A magistrada compara esta imagem à da gaiola dourada, em que a mulher, ao invés de tentar sair desta situação, prefere nela se manter. "Quando abre a porta para sair e está no momento de se libertar, não sai, com o argumento de que ‘ele vai melhorar", lamenta Ana Cristina Mendes, acrescentando que este comportamento, quando constante, tende a se reproduzir na vida dos filhos. Ou seja, os homens tendem a ser agressores, enquanto as mulheres, vítimas.
Além da aplicação rigorosa da lei, a Vara Especializada de Violência Doméstica e Familiar contra a Mulher não apenas faz divulgação constante da Lei Maria da Penha como promove programas de palestras aos agressores domésticos que estão detidos. "Parece que eles estão se conscientizando, pois já não ouço mais a expressão ‘doutora, não sei porque estou aqui. Não matei e nem roubei, apenas dei uns tapas em minha mulher", como era comum ouvir", conclui a juíza.
Álcool e desistência, uma rotina
Muitas mulheres vítimas de agressão de seus companheiros desistem de continuar com a denúncia, o que não poderá mais ser feito, porque o STF (Supremo Tribunal Federal) decidiu, em fevereiro deste ano, que qualquer pessoa pode fazer a denúncia, mesmo contra a vontade da vítima. O motivo alegado é que após o "susto" pela denúncia, a maioria muda completamente de comportamento.

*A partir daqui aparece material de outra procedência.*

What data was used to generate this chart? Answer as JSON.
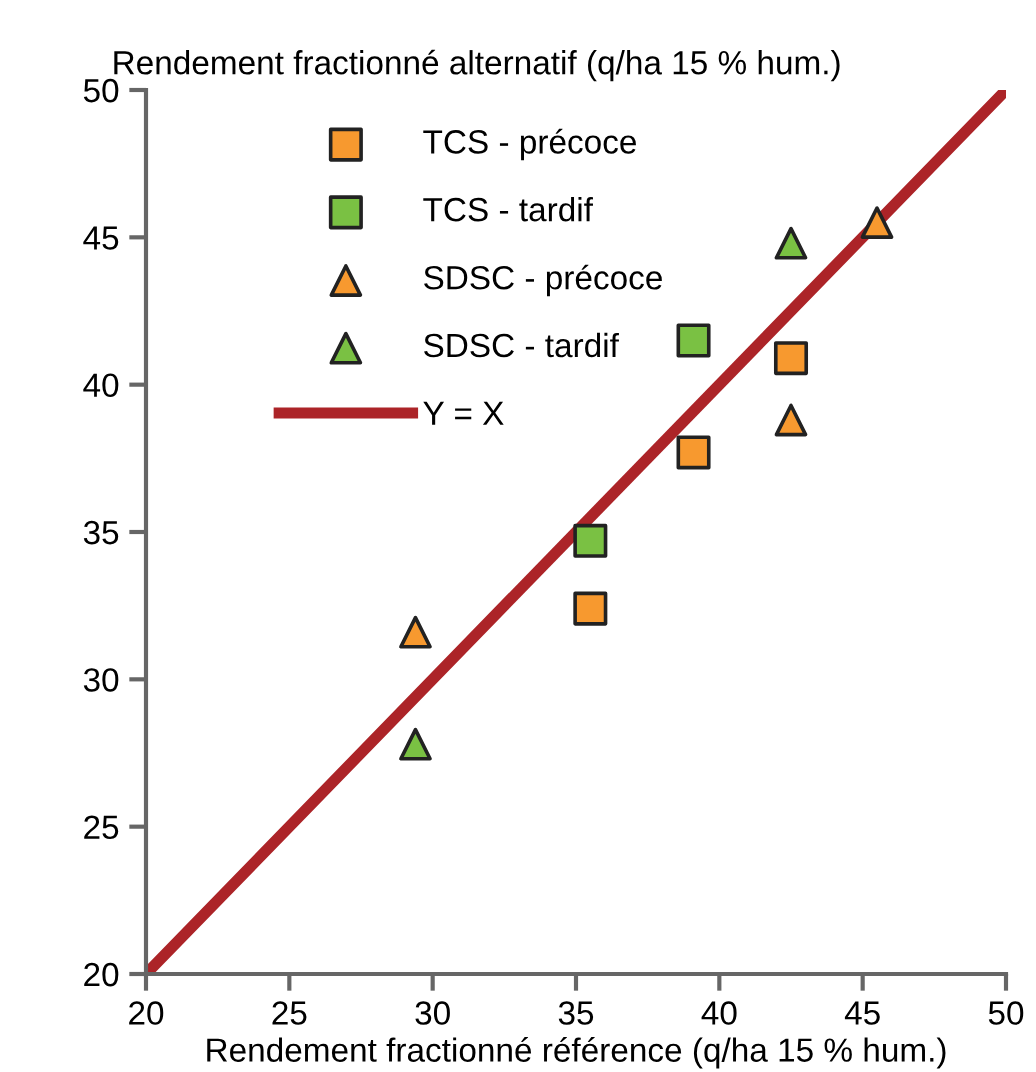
{
  "chart_data": {
    "type": "scatter",
    "xlabel": "Rendement fractionné référence (q/ha 15 % hum.)",
    "ylabel": "Rendement fractionné alternatif (q/ha 15 % hum.)",
    "xlim": [
      20,
      50
    ],
    "ylim": [
      20,
      50
    ],
    "xticks": [
      20,
      25,
      30,
      35,
      40,
      45,
      50
    ],
    "yticks": [
      20,
      25,
      30,
      35,
      40,
      45,
      50
    ],
    "grid": false,
    "legend": "top left",
    "series": [
      {
        "name": "TCS - précoce",
        "color": "#f7992f",
        "marker": "square",
        "x": [
          35.5,
          39.1,
          42.5
        ],
        "values": [
          32.4,
          37.7,
          40.9
        ]
      },
      {
        "name": "TCS - tardif",
        "color": "#7ac143",
        "marker": "square",
        "x": [
          35.5,
          39.1
        ],
        "values": [
          34.7,
          41.5
        ]
      },
      {
        "name": "SDSC - précoce",
        "color": "#f7992f",
        "marker": "triangle",
        "x": [
          29.4,
          42.5,
          45.5
        ],
        "values": [
          31.6,
          38.8,
          45.5
        ]
      },
      {
        "name": "SDSC - tardif",
        "color": "#7ac143",
        "marker": "triangle",
        "x": [
          29.4,
          42.5
        ],
        "values": [
          27.8,
          44.8
        ]
      },
      {
        "name": "Y = X",
        "type": "line",
        "color": "#ac2428",
        "marker": "none",
        "line_style": "solid",
        "x": [
          20,
          50
        ],
        "values": [
          20,
          50
        ]
      }
    ]
  }
}
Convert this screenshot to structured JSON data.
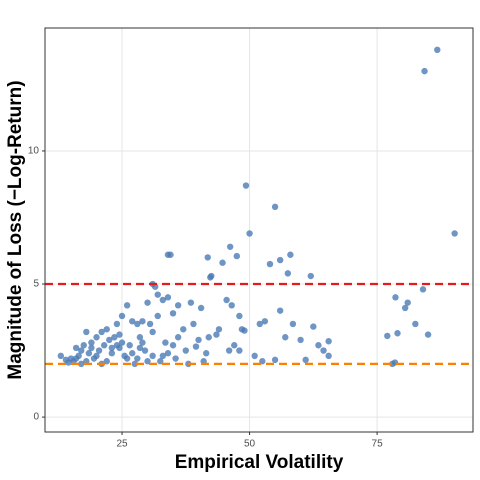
{
  "chart_data": {
    "type": "scatter",
    "x_label": "Empirical Volatility",
    "y_label": "Magnitude of Loss (−Log-Return)",
    "xlim": [
      9.9,
      93.8
    ],
    "ylim": [
      -0.56,
      14.62
    ],
    "xticks": [
      25,
      50,
      75
    ],
    "yticks": [
      0,
      5,
      10
    ],
    "grid": true,
    "color": "#4a7ab5",
    "hlines": [
      {
        "value": 5,
        "color": "#e41a1c"
      },
      {
        "value": 2,
        "color": "#ff7f00"
      }
    ],
    "x": [
      86.8,
      84.3,
      90.2,
      49.3,
      55.0,
      34.0,
      34.5,
      47.5,
      50,
      41.8,
      46.2,
      58,
      56,
      54,
      44.7,
      42.3,
      42.5,
      62,
      57.5,
      31,
      31.5,
      84,
      78.6,
      81,
      82.5,
      80.5,
      85,
      77,
      79,
      78.5,
      78,
      36,
      38.5,
      40.5,
      45.5,
      46.5,
      48,
      48.5,
      49,
      52,
      53,
      56,
      58.5,
      62.5,
      57,
      60,
      63.5,
      65.5,
      64.5,
      65.5,
      61,
      55,
      52.5,
      51,
      47,
      46,
      48,
      44,
      43.5,
      42,
      40,
      39,
      37,
      36,
      35,
      33.5,
      34,
      35.5,
      37.5,
      38,
      39.5,
      41.5,
      41,
      30,
      32,
      33,
      34,
      35,
      30.5,
      31,
      32,
      29,
      28,
      27,
      26,
      25,
      24,
      23.5,
      22.5,
      22,
      21,
      20,
      19,
      18,
      17.5,
      17,
      16.5,
      16,
      15.5,
      15,
      14.5,
      14,
      13,
      18.5,
      19.5,
      20.5,
      21.5,
      22,
      23,
      24,
      24.5,
      25.5,
      26,
      27,
      27.5,
      28,
      28.5,
      29.5,
      30,
      31,
      32.5,
      33,
      26.5,
      25,
      21,
      20,
      19,
      17,
      16,
      18,
      23,
      24.5,
      29,
      28.5
    ],
    "values": [
      13.8,
      13.0,
      6.9,
      8.7,
      7.9,
      6.1,
      6.1,
      6.05,
      6.9,
      6.0,
      6.4,
      6.1,
      5.9,
      5.75,
      5.8,
      5.25,
      5.3,
      5.3,
      5.4,
      5.0,
      4.9,
      4.8,
      4.5,
      4.3,
      3.5,
      4.1,
      3.1,
      3.05,
      3.15,
      2.05,
      2.0,
      4.2,
      4.3,
      4.1,
      4.4,
      4.2,
      3.8,
      3.3,
      3.25,
      3.5,
      3.6,
      4.0,
      3.5,
      3.4,
      3.0,
      2.9,
      2.7,
      2.85,
      2.5,
      2.3,
      2.15,
      2.15,
      2.1,
      2.3,
      2.7,
      2.5,
      2.5,
      3.3,
      3.1,
      3.0,
      2.9,
      3.5,
      3.3,
      3.0,
      2.7,
      2.8,
      2.4,
      2.2,
      2.5,
      2.0,
      2.65,
      2.4,
      2.1,
      4.3,
      4.6,
      4.4,
      4.5,
      3.9,
      3.5,
      3.2,
      3.8,
      3.6,
      3.5,
      3.6,
      4.2,
      3.8,
      3.5,
      3.0,
      2.9,
      3.3,
      3.2,
      3.0,
      2.8,
      3.2,
      2.7,
      2.5,
      2.3,
      2.2,
      2.1,
      2.2,
      2.05,
      2.15,
      2.3,
      2.4,
      2.2,
      2.5,
      2.7,
      2.1,
      2.4,
      2.7,
      2.6,
      2.3,
      2.2,
      2.4,
      2.0,
      2.2,
      2.6,
      2.5,
      2.1,
      2.3,
      2.1,
      2.3,
      2.7,
      2.8,
      2.0,
      2.3,
      2.6,
      2.0,
      2.6,
      2.1,
      2.6,
      3.1,
      2.8,
      3.0
    ]
  }
}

Em alguns dos depoimentos concedidos à magistrada, as vítimas, cujos nomes aqui são fictícios para preservá-las, colocam a bebida como principal motivo para as agressões. É o caso, por exemplo, de Cleusina Silva. Segundo ela, seu companheiro sempre foi um homem muito trabalhador, "mas quando bebia era uma agonia. Após a audiência e a juíza deixar claro para ele que aquela seria sua última chance, nunca mais me agrediu. A aplicação da lei foi boa", disse.
"Desisti da ocorrência, porque ele melhorou. Reduziu a bebida e não me agrediu mais, porque sabe que se fizer, darei queixa novamente. Não vou permitir agressões nem à minha pessoa nem aos meus filhos", afirmou Edineia Santana.
Já Marinete Nonato, mãe de um filho deficiente que a impedia de trabalhar o dia inteiro fora de casa, também não quis dar seqüência à denúncia, mas tomou uma outra decisão. "Após fazer concurso público, comecei a trabalhar meio expediente, o que me dá tempo para cuidar de meu filho, e fiquei independente. Ainda estamos vivendo juntos, mas já pedi a separação".
Esta é também a decisão de Maria Auxiliadora, mãe de três filhos e que recebe meio salário mínimo de pensão do marido. Além da bebida, ela culpa a sogra pelas agressões. "Sempre foi bom pai, bom homem, mas a mãe dele atrapalha. Não vou voltar, vou para São Paulo, sozinha".